Dinas Komunikasi Dan Informatika (Diskominfo) Kota Metro mengadakan sosialisasi Pengelolaan Layanan Informasi Dan Dokumentasi ( PLID) di lingkungan Pemerintah Kota Metro, yang berlangsung di Barokah Meeting Point (BMP), Selasa (04/09/2018).

Sosialisasi dibuka langsung oleh Sekretaris Daerah (Sekda) Kota Metro A. Natsir, dengan menghadirkan Narasumber Kepala Diskominfotik Provinsi Lampung A. Chrisna Putra dengan materi Pengelolaan Layanan Informasi dan Dokumentasi / Permendagri No. 3 tahun 2017, dan Ketua Komisi Informasi Provinsi Lampung Dery Hendryan dengan materi Mekanisme Permohonan Informasi Publik dan Prosedur Penyelesaian Sengketa Informasi Publik.

Sosialisasi tersebut dihadiri oleh Staf Ahli Walikota, Asisten III, Kepala dan Sekretaris OPD se- Kota Metro, Sekretaris Badan se- Kota Metro, Sekcam se- Kota Metro, Wakil Direktur RSUD, dan para Peserta sosialisasi.

Sekretaris Daerah (Sekda) Kota Metro A. Natsir dalam sambutannya menyampaikan apresiasi atas terselenggarannya sosialisasi PLID di Kota Metro, dengan harapan setiap Peserta yang mengikuti sosialisasi bisa menerapkan dengan baik ilmu yang diperolehnya dalam dunia kerja.
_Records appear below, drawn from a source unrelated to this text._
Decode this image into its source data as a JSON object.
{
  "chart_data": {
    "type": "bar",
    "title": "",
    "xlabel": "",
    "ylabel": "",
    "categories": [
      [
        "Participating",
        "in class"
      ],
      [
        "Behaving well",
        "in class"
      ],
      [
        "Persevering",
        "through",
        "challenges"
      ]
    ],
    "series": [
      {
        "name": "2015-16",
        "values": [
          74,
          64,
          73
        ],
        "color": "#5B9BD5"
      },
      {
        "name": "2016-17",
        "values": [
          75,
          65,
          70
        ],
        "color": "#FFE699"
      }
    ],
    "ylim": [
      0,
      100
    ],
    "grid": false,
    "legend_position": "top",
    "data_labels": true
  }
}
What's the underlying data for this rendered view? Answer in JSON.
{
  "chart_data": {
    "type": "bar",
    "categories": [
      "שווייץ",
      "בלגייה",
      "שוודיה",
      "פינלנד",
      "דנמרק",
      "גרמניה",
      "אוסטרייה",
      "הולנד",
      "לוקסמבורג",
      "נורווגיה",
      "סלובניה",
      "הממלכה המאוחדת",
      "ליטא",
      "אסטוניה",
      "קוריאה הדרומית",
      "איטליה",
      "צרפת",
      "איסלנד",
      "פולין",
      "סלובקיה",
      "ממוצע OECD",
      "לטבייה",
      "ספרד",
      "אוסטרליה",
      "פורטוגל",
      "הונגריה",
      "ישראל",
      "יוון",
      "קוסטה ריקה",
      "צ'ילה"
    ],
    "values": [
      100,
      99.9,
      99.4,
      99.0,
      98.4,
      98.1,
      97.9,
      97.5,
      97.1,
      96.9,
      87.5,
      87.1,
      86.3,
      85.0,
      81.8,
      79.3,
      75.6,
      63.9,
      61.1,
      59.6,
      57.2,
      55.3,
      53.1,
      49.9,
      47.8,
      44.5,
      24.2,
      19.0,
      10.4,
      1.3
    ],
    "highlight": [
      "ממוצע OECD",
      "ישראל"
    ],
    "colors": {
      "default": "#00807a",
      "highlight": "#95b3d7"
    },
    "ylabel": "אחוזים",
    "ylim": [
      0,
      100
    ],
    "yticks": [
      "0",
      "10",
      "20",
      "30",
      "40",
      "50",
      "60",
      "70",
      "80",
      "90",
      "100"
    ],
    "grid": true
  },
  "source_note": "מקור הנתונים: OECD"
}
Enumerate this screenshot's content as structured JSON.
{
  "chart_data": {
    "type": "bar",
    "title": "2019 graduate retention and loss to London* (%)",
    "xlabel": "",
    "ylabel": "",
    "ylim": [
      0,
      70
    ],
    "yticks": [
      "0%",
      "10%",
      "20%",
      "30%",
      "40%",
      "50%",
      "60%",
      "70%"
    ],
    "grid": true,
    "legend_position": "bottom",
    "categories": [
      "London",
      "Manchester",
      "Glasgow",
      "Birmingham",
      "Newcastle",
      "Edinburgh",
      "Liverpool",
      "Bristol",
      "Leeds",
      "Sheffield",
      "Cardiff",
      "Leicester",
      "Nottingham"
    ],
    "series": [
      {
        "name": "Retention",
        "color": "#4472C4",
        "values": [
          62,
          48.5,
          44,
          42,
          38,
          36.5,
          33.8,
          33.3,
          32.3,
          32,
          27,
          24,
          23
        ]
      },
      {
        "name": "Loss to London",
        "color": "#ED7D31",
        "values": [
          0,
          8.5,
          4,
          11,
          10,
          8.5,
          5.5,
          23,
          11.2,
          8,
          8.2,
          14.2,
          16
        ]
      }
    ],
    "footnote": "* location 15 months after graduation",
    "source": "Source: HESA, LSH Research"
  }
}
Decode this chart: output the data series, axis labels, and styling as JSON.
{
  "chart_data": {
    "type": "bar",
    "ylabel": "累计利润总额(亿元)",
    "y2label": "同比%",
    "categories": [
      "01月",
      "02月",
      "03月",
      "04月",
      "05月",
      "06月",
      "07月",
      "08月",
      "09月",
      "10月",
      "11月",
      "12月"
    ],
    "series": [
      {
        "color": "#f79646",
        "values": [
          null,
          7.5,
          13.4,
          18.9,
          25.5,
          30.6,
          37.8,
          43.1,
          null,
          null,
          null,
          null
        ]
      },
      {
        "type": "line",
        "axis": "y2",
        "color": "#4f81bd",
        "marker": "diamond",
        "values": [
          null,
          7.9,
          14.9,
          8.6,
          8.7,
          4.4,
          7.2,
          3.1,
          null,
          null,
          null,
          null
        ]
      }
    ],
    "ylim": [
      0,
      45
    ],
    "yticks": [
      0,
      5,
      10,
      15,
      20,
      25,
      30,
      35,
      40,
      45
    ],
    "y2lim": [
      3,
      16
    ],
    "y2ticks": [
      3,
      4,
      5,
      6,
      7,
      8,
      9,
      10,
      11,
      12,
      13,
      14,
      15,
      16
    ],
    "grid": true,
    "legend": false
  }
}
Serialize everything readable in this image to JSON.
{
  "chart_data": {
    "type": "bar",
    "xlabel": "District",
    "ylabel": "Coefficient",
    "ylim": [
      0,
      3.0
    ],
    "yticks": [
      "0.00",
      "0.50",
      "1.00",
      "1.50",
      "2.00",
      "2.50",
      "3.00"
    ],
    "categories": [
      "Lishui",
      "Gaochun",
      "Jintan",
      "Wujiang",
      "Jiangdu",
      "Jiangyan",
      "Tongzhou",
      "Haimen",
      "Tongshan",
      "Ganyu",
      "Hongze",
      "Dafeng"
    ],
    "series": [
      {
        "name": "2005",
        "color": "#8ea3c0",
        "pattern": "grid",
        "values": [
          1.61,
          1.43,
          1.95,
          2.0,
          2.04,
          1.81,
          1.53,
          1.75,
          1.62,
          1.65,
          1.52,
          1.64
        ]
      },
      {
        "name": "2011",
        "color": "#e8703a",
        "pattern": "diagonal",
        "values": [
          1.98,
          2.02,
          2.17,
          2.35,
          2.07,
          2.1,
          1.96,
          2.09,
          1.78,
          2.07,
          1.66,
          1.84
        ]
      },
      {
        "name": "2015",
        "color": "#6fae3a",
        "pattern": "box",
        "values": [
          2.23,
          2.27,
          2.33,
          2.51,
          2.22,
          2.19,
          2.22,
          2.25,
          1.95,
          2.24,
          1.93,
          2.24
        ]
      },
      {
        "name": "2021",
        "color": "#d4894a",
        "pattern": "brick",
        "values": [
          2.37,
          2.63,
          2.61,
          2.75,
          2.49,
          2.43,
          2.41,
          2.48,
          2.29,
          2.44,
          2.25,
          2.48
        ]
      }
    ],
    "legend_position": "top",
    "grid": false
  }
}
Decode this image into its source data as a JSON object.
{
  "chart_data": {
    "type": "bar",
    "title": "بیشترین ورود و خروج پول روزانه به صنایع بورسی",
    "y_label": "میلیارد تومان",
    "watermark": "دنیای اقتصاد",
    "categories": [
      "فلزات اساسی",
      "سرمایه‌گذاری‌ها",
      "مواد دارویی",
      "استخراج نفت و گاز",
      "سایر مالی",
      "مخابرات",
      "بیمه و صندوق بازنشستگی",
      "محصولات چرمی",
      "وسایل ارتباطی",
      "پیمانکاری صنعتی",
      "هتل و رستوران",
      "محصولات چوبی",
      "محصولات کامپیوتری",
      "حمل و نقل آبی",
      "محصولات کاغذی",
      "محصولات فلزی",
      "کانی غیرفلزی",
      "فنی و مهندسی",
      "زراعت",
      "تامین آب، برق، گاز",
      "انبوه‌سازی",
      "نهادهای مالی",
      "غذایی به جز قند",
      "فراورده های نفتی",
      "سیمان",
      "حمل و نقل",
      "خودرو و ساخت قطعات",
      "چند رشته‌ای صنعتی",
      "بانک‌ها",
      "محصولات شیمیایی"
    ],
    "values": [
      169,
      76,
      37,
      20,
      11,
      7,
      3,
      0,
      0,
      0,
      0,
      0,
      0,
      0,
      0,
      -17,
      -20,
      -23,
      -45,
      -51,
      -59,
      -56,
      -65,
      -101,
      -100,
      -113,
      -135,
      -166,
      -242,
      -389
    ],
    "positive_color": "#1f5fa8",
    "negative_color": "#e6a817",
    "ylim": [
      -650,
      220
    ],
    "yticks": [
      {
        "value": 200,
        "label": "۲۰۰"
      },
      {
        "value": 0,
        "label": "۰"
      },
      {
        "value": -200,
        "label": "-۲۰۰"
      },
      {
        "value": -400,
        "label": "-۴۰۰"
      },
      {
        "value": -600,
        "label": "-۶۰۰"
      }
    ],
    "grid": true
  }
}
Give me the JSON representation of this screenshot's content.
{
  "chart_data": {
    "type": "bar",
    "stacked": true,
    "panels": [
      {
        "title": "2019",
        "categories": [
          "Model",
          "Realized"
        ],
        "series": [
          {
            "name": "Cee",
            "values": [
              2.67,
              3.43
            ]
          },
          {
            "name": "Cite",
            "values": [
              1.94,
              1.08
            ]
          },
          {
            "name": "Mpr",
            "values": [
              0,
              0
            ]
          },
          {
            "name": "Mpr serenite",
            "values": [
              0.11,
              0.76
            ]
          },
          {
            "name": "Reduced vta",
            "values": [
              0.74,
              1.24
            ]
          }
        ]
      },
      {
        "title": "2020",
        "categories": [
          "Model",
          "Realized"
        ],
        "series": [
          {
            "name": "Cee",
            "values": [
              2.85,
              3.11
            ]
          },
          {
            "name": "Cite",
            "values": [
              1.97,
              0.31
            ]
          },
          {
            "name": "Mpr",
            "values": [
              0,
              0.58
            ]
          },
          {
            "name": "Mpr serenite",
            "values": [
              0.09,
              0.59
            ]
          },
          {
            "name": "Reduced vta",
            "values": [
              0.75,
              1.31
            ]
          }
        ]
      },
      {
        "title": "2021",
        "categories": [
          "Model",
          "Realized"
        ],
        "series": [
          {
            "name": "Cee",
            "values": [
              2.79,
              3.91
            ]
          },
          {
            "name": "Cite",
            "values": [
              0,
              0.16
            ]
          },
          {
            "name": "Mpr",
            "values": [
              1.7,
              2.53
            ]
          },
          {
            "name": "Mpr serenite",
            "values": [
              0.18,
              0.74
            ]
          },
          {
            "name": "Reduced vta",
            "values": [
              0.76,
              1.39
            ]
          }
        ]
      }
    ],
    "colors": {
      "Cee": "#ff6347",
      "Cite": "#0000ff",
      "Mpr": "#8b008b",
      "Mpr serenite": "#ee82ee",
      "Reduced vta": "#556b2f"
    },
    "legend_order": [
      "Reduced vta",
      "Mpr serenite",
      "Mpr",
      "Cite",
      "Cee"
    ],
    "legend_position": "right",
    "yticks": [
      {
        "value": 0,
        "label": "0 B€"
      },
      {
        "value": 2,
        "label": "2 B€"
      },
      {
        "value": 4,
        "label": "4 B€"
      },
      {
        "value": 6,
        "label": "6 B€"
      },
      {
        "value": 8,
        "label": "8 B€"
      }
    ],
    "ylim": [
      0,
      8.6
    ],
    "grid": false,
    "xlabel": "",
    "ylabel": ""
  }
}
Lebih lanjut dijelaskannya, bahwa pemberlakuan Undang-undang No. 14 tahun 2008 tentang Keterbukaan Informasi Publik (UU KIP) pada 30 April 2010, merupakan momentum penting dalam mendorong keterbukaan informasi di Indonesia. Undang-undang tersebut sudah mempunyai landasan hukum terhadap hak setiap Orang, dimana setiap Badan Publik mempunyai kewajiban dalam menyediakan dan melayani permohonan informasi publik secara cepat, tepat waktu, biaya ringan dan cara sederhana.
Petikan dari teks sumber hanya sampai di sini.